In 1850, the Kentuckian aristocrat, Cassius Marcellus Clay, gave a 10-acre land to John Gregg Fee, an abolitionist, so that Fee could build Berea College, America’s first integrated institution of higher learning in the South.
This was groundbreaking but it was not out of character for Clay who had mastered how to spite virulent race segregationists.
Clay was a publisher who incited unrest with his anti-slavery rhetoric. He manumitted slaves that he had inherited from his father – something that weirdly put him in danger with fellow Southerners.
But of all he would be remembered for, Berea College is obviously Clay’s more lasting impact as an abolitionist who opposed the dehumanization of Africans.
Berea was Fee’s vision. A Southern Presbyterian minister, Fee was known to have instrumentalized biblical teachings against slavery.
Anti-slavery sentiments cost Fee personally and his mission as a preacher. The clergy in Kentucky had not evolved on the issue of race and slavery so that meant, Fee found it difficult to find a permanent position.
Fee then took to writing, mostly about slavery and abolition.
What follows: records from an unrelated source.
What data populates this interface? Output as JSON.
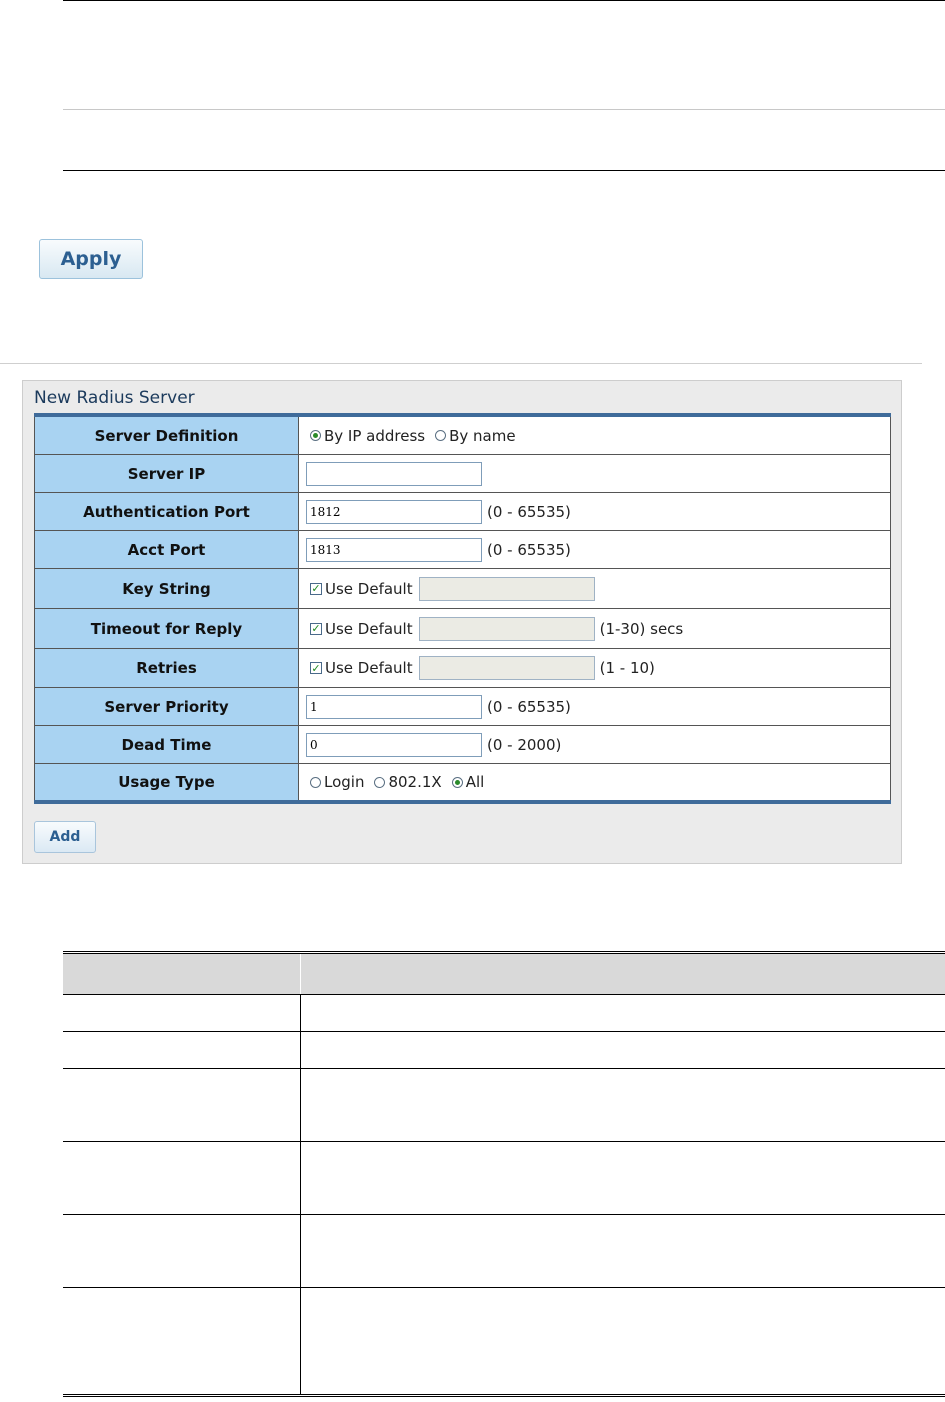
{
  "apply_label": "Apply",
  "panel": {
    "title": "New Radius Server",
    "add_label": "Add",
    "rows": {
      "server_definition": {
        "label": "Server Definition",
        "options": [
          "By IP address",
          "By name"
        ],
        "selected": "By IP address"
      },
      "server_ip": {
        "label": "Server IP",
        "value": ""
      },
      "auth_port": {
        "label": "Authentication Port",
        "value": "1812",
        "range": "(0 - 65535)"
      },
      "acct_port": {
        "label": "Acct Port",
        "value": "1813",
        "range": "(0 - 65535)"
      },
      "key_string": {
        "label": "Key String",
        "check_label": "Use Default",
        "checked": true
      },
      "timeout": {
        "label": "Timeout for Reply",
        "check_label": "Use Default",
        "checked": true,
        "range": "(1-30) secs"
      },
      "retries": {
        "label": "Retries",
        "check_label": "Use Default",
        "checked": true,
        "range": "(1 - 10)"
      },
      "priority": {
        "label": "Server Priority",
        "value": "1",
        "range": "(0 - 65535)"
      },
      "dead_time": {
        "label": "Dead Time",
        "value": "0",
        "range": "(0 - 2000)"
      },
      "usage_type": {
        "label": "Usage Type",
        "options": [
          "Login",
          "802.1X",
          "All"
        ],
        "selected": "All"
      }
    }
  },
  "colors": {
    "label_cell": "#a9d3f2",
    "table_border": "#3f6b9a",
    "button_text": "#2c5f91",
    "panel_bg": "#ebebeb"
  }
}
Eventually, he found sympathizers among the American Missionary Association in about 1948.
In 1953, Fee founded the town of Berea, with the town’s name appearing to have been picked from the Bible (Acts 17:11-21).
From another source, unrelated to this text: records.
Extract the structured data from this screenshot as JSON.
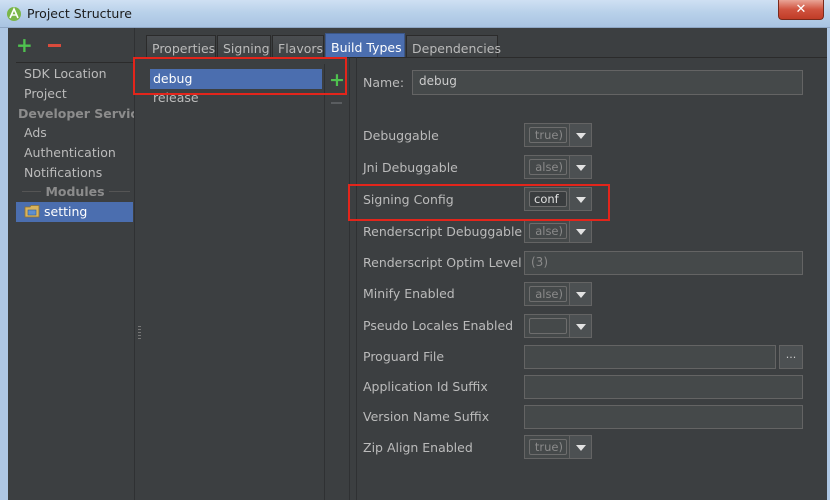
{
  "window": {
    "title": "Project Structure",
    "close_glyph": "✕"
  },
  "toolbar": {
    "add_glyph": "+"
  },
  "nav": {
    "sdk_location": "SDK Location",
    "project": "Project",
    "developer_services": "Developer Servic...",
    "ads": "Ads",
    "authentication": "Authentication",
    "notifications": "Notifications",
    "modules_header": "Modules",
    "module_setting": "setting"
  },
  "tabs": [
    "Properties",
    "Signing",
    "Flavors",
    "Build Types",
    "Dependencies"
  ],
  "build_types": {
    "items": [
      "debug",
      "release"
    ],
    "add_glyph": "+"
  },
  "form": {
    "name_label": "Name:",
    "name_value": "debug",
    "debuggable_label": "Debuggable",
    "debuggable_value": "true)",
    "jni_debuggable_label": "Jni Debuggable",
    "jni_debuggable_value": "alse)",
    "signing_config_label": "Signing Config",
    "signing_config_value": "conf",
    "renderscript_debuggable_label": "Renderscript Debuggable",
    "renderscript_debuggable_value": "alse)",
    "renderscript_optim_label": "Renderscript Optim Level",
    "renderscript_optim_value": "(3)",
    "minify_label": "Minify Enabled",
    "minify_value": "alse)",
    "pseudo_locales_label": "Pseudo Locales Enabled",
    "pseudo_locales_value": "",
    "proguard_label": "Proguard File",
    "browse_glyph": "...",
    "app_id_suffix_label": "Application Id Suffix",
    "version_name_suffix_label": "Version Name Suffix",
    "zip_align_label": "Zip Align Enabled",
    "zip_align_value": "true)"
  },
  "colors": {
    "selection": "#4b6eaf",
    "highlight_box": "#e3251b",
    "add_green": "#4fc14f",
    "remove_red": "#d94b3c"
  }
}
Two years later, Fee found in Clay the man with the means to concretize his hopes of building a model racially integrated community. So in 1955, Berea College was established as a one-classroom unit.
The backlash against a school in 19th-century Kentucky where black and white children are supposed to learn together was instant.
As the school itself recounts, “it has faced fierce opposition over the years, first from armed, pro-slavery militias to segregation imposed by the state legislature.”
Berea College is in many ways, a testament to moral resolution. Its doors have been opened for more than 160 years to those willing to commit themselves to a humane community.
The school’s motto has stayed “God has made of one blood all peoples of the earth”.
In 1892, in order to offer more opportunities for students, mostly poor African-Americans, Berea College became tuition-free. The tradition remains to date.
These days, liberal arts work college with one in three students identified as a racial minority. It offers four-year degree programs across 32 majors.
Due to its generous education policy, some 40% of Berea’s students are from southern Appalachia, one of the poorest places in the country.
It may not be an HBCU but in the spirit of reaching out to the most vulnerable and underprivileged, Berea’s student composition might as well be a victory for those looking for a fairer world.